Frank Rigney

No. 67
- Position: Offensive lineman

Personal information
- Born: April 9, 1936 East St. Louis, Illinois, U.S.
- Died: June 29, 2010 (aged 74) West Vancouver, British Columbia, Canada
- Listed height: 6 ft 4 in (1.93 m)
- Listed weight: 233 lb (106 kg)

Career information
- College: Iowa
- NFL draft: 1958 (4th round, 43rd overall pick)

Career history
- 1958–1967: Winnipeg Blue Bombers

Awards and highlights
- 4× Grey Cup champion (1958, 1959, 1961, 1962); CFL's Most Outstanding Offensive Lineman Award (1961); 2× DeMarco–Becket Memorial Trophy (1960, 1961); 3× CFL All-Star (1962, 1965, 1966); 7× CFL West All-Star (1959–1962, 1964, 1965, 1966);
- Canadian Football Hall of Fame (Class of 1985)

= Frank Rigney =

American gridiron football player (1936–2010)

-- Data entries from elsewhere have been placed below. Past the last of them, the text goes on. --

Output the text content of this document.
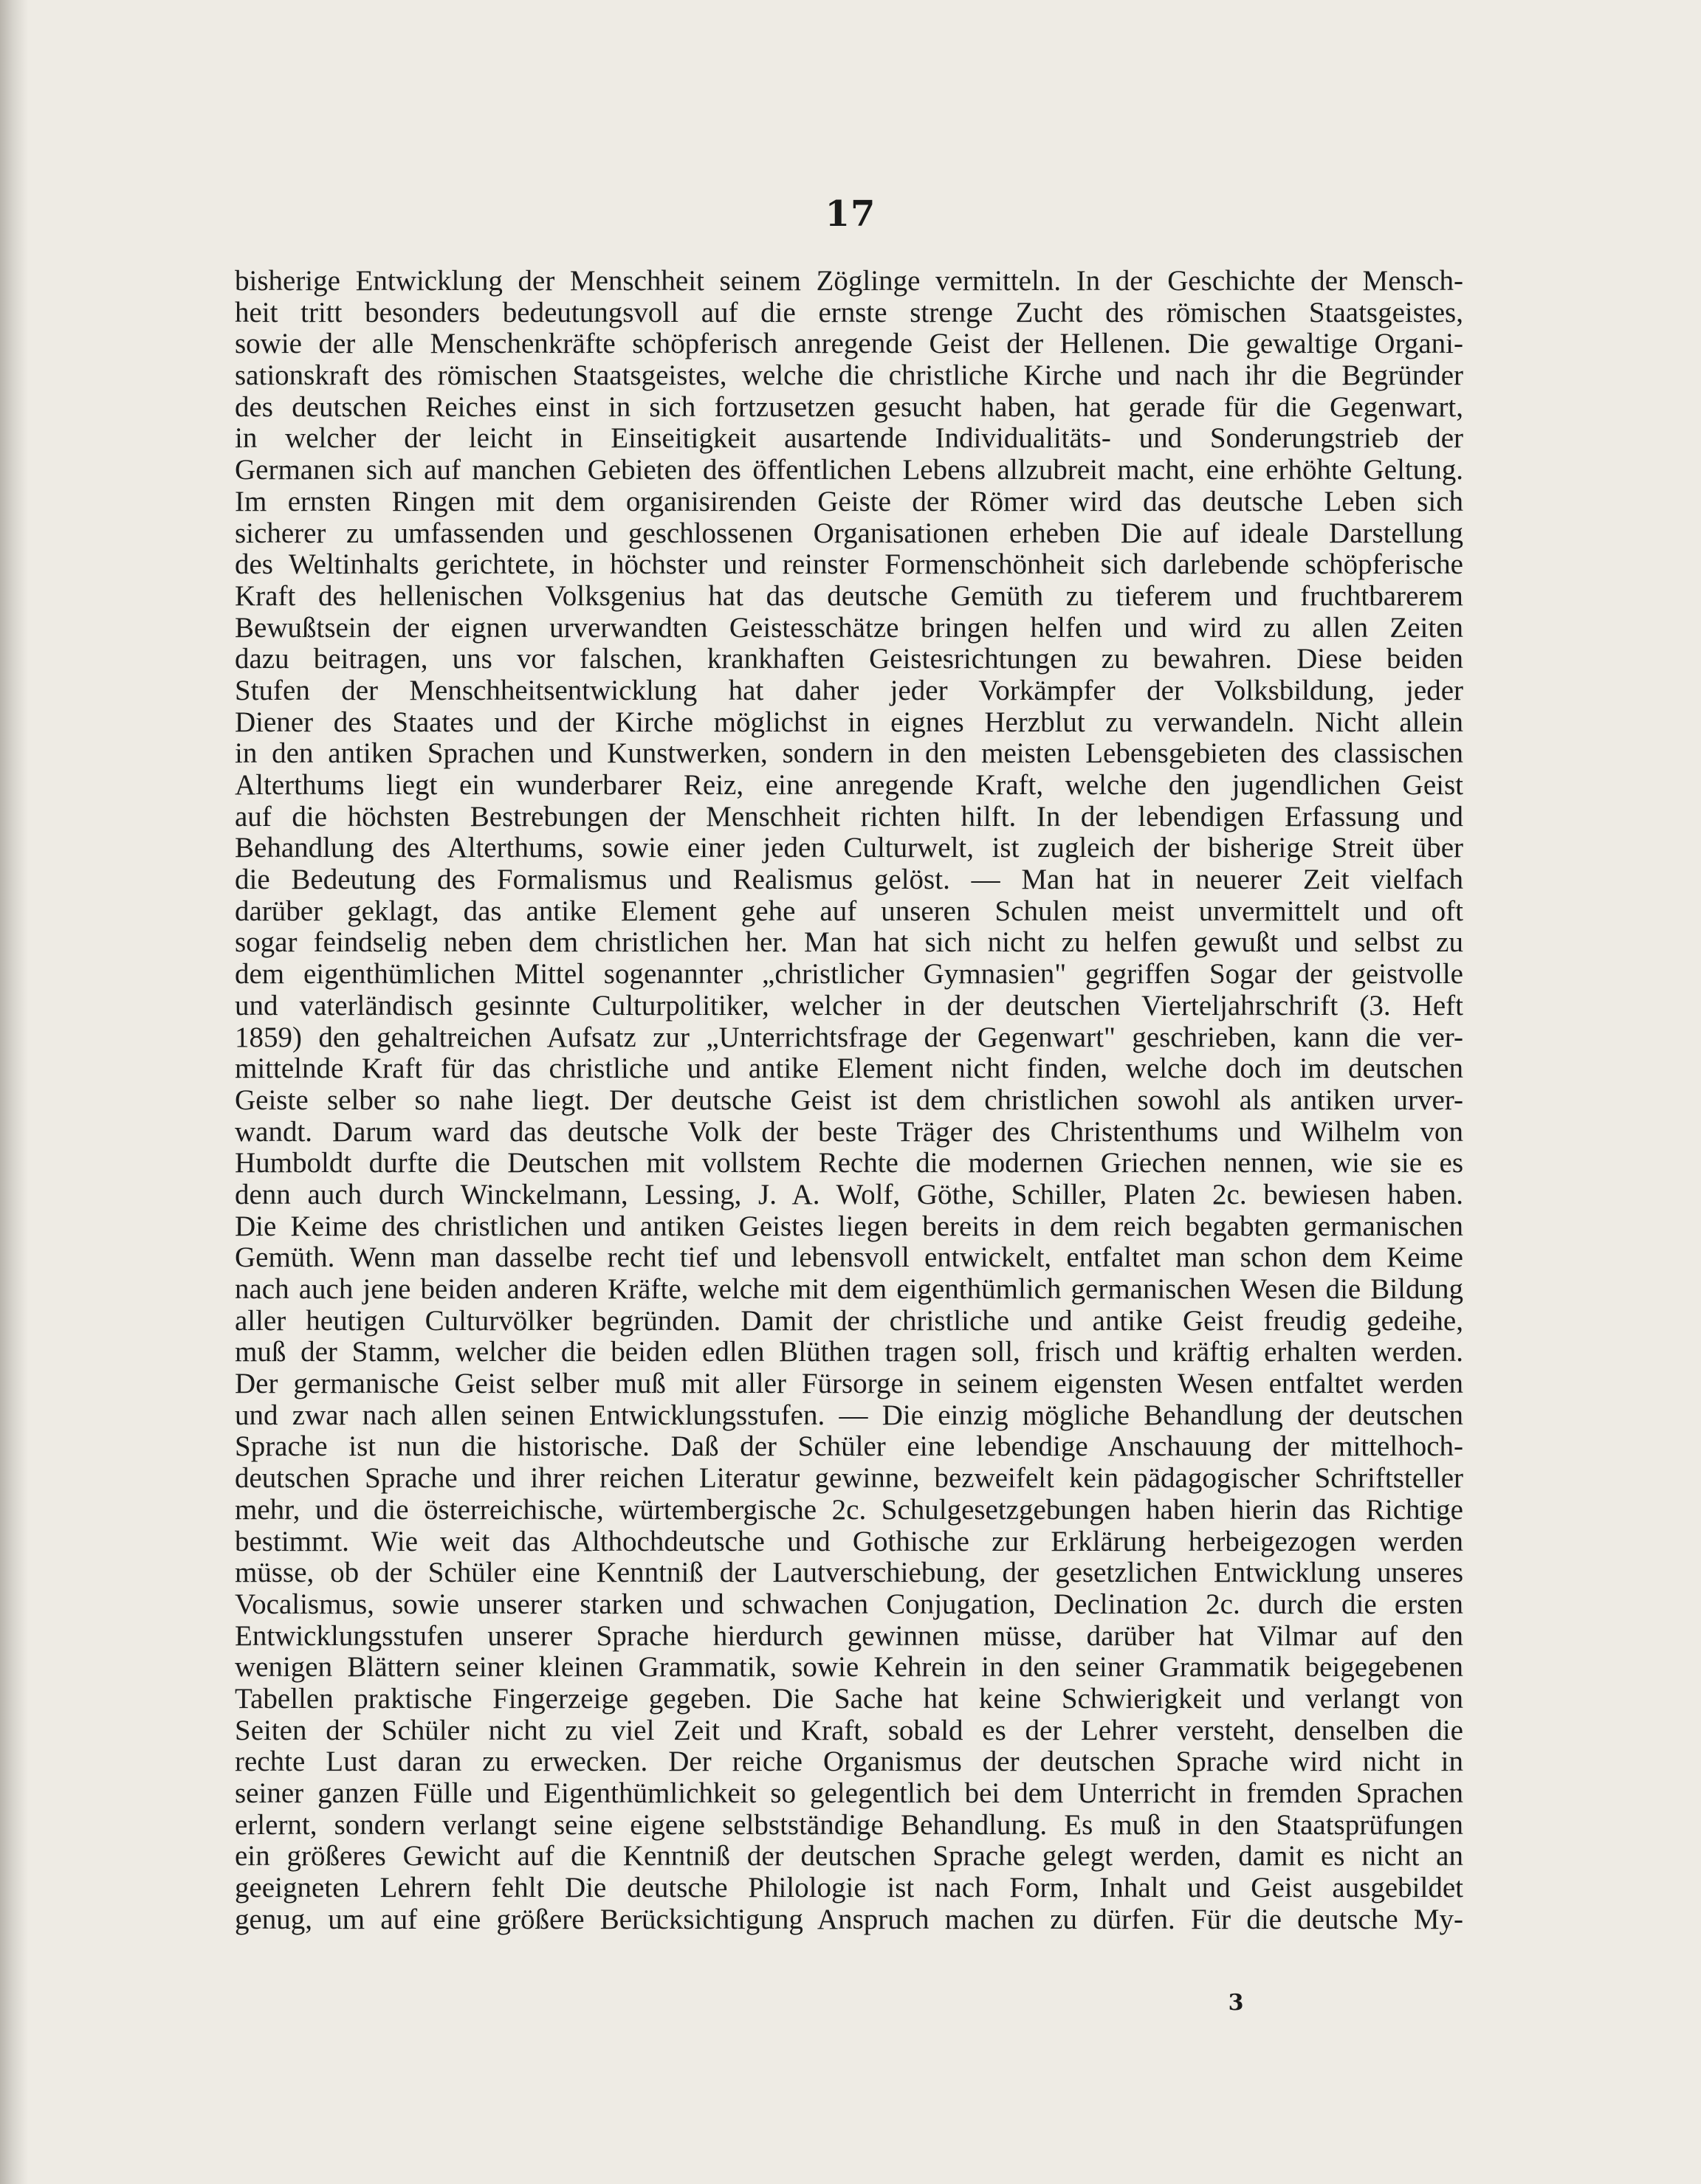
17
bisherige Entwicklung der Menschheit seinem Zöglinge vermitteln. In der Geschichte der Mensch-
heit tritt besonders bedeutungsvoll auf die ernste strenge Zucht des römischen Staatsgeistes,
sowie der alle Menschenkräfte schöpferisch anregende Geist der Hellenen. Die gewaltige Organi-
sationskraft des römischen Staatsgeistes, welche die christliche Kirche und nach ihr die Begründer
des deutschen Reiches einst in sich fortzusetzen gesucht haben, hat gerade für die Gegenwart,
in welcher der leicht in Einseitigkeit ausartende Individualitäts- und Sonderungstrieb der
Germanen sich auf manchen Gebieten des öffentlichen Lebens allzubreit macht, eine erhöhte Geltung.
Im ernsten Ringen mit dem organisirenden Geiste der Römer wird das deutsche Leben sich
sicherer zu umfassenden und geschlossenen Organisationen erheben Die auf ideale Darstellung
des Weltinhalts gerichtete, in höchster und reinster Formenschönheit sich darlebende schöpferische
Kraft des hellenischen Volksgenius hat das deutsche Gemüth zu tieferem und fruchtbarerem
Bewußtsein der eignen urverwandten Geistesschätze bringen helfen und wird zu allen Zeiten
dazu beitragen, uns vor falschen, krankhaften Geistesrichtungen zu bewahren. Diese beiden
Stufen der Menschheitsentwicklung hat daher jeder Vorkämpfer der Volksbildung, jeder
Diener des Staates und der Kirche möglichst in eignes Herzblut zu verwandeln. Nicht allein
in den antiken Sprachen und Kunstwerken, sondern in den meisten Lebensgebieten des classischen
Alterthums liegt ein wunderbarer Reiz, eine anregende Kraft, welche den jugendlichen Geist
auf die höchsten Bestrebungen der Menschheit richten hilft. In der lebendigen Erfassung und
Behandlung des Alterthums, sowie einer jeden Culturwelt, ist zugleich der bisherige Streit über
die Bedeutung des Formalismus und Realismus gelöst. — Man hat in neuerer Zeit vielfach
darüber geklagt, das antike Element gehe auf unseren Schulen meist unvermittelt und oft
sogar feindselig neben dem christlichen her. Man hat sich nicht zu helfen gewußt und selbst zu
dem eigenthümlichen Mittel sogenannter „christlicher Gymnasien" gegriffen Sogar der geistvolle
und vaterländisch gesinnte Culturpolitiker, welcher in der deutschen Vierteljahrschrift (3. Heft
1859) den gehaltreichen Aufsatz zur „Unterrichtsfrage der Gegenwart" geschrieben, kann die ver-
mittelnde Kraft für das christliche und antike Element nicht finden, welche doch im deutschen
Geiste selber so nahe liegt. Der deutsche Geist ist dem christlichen sowohl als antiken urver-
wandt. Darum ward das deutsche Volk der beste Träger des Christenthums und Wilhelm von
Humboldt durfte die Deutschen mit vollstem Rechte die modernen Griechen nennen, wie sie es
denn auch durch Winckelmann, Lessing, J. A. Wolf, Göthe, Schiller, Platen 2c. bewiesen haben.
Die Keime des christlichen und antiken Geistes liegen bereits in dem reich begabten germanischen
Gemüth. Wenn man dasselbe recht tief und lebensvoll entwickelt, entfaltet man schon dem Keime
nach auch jene beiden anderen Kräfte, welche mit dem eigenthümlich germanischen Wesen die Bildung
aller heutigen Culturvölker begründen. Damit der christliche und antike Geist freudig gedeihe,
muß der Stamm, welcher die beiden edlen Blüthen tragen soll, frisch und kräftig erhalten werden.
Der germanische Geist selber muß mit aller Fürsorge in seinem eigensten Wesen entfaltet werden
und zwar nach allen seinen Entwicklungsstufen. — Die einzig mögliche Behandlung der deutschen
Sprache ist nun die historische. Daß der Schüler eine lebendige Anschauung der mittelhoch-
deutschen Sprache und ihrer reichen Literatur gewinne, bezweifelt kein pädagogischer Schriftsteller
mehr, und die österreichische, würtembergische 2c. Schulgesetzgebungen haben hierin das Richtige
bestimmt. Wie weit das Althochdeutsche und Gothische zur Erklärung herbeigezogen werden
müsse, ob der Schüler eine Kenntniß der Lautverschiebung, der gesetzlichen Entwicklung unseres
Vocalismus, sowie unserer starken und schwachen Conjugation, Declination 2c. durch die ersten
Entwicklungsstufen unserer Sprache hierdurch gewinnen müsse, darüber hat Vilmar auf den
wenigen Blättern seiner kleinen Grammatik, sowie Kehrein in den seiner Grammatik beigegebenen
Tabellen praktische Fingerzeige gegeben. Die Sache hat keine Schwierigkeit und verlangt von
Seiten der Schüler nicht zu viel Zeit und Kraft, sobald es der Lehrer versteht, denselben die
rechte Lust daran zu erwecken. Der reiche Organismus der deutschen Sprache wird nicht in
seiner ganzen Fülle und Eigenthümlichkeit so gelegentlich bei dem Unterricht in fremden Sprachen
erlernt, sondern verlangt seine eigene selbstständige Behandlung. Es muß in den Staatsprüfungen
ein größeres Gewicht auf die Kenntniß der deutschen Sprache gelegt werden, damit es nicht an
geeigneten Lehrern fehlt Die deutsche Philologie ist nach Form, Inhalt und Geist ausgebildet
genug, um auf eine größere Berücksichtigung Anspruch machen zu dürfen. Für die deutsche My-
3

Frank Rigney (April 9, 1936 – June 29, 2010) was an offensive tackle for the Winnipeg Blue Bombers in the Canadian Football League (CFL).

==College==
Rigney played college football with another Blue Bomber great, quarterback Ken Ploen at the University of Iowa.

==CFL==
Frank Rigney was an outstanding offensive tackle for Winnipeg. During his 10-year stint from 1958 to 1967, Winnipeg won the Grey Cup four times, in 1958, 1959, 1961, and 1962. Winnipeg also participated and lost in 1965, the so-called Wind Bowl. "The first year we got a tie clasp from the city. The second year that we won, we did get a ring, the one and only one we got. The next two that we won, I can't remember what we got. I think we got a watch," Rigney stated. Rigney retired from football due to back injuries. Through ten seasons he only missed five games.

==Post-football==
After football, he had a thirty-five year career in the insurance business and did media work for twenty years. He was the colour commentator for both the CBC and CTV football broadcasts, plus covered other sports such as the 1980 Winter Olympics in Lake Placid, New York, and the 1984 Winter Olympics in Sarajevo, Yugoslavia.

In 2003, Rigney received a titanium shoulder replacement. In 2004 due to an ulcer in his right foot he had a toe amputated. Later, Rigney's right leg was amputated below his knee after an infection from an operation turned to gangrene. At the time of his death, Rigney resided in West Vancouver.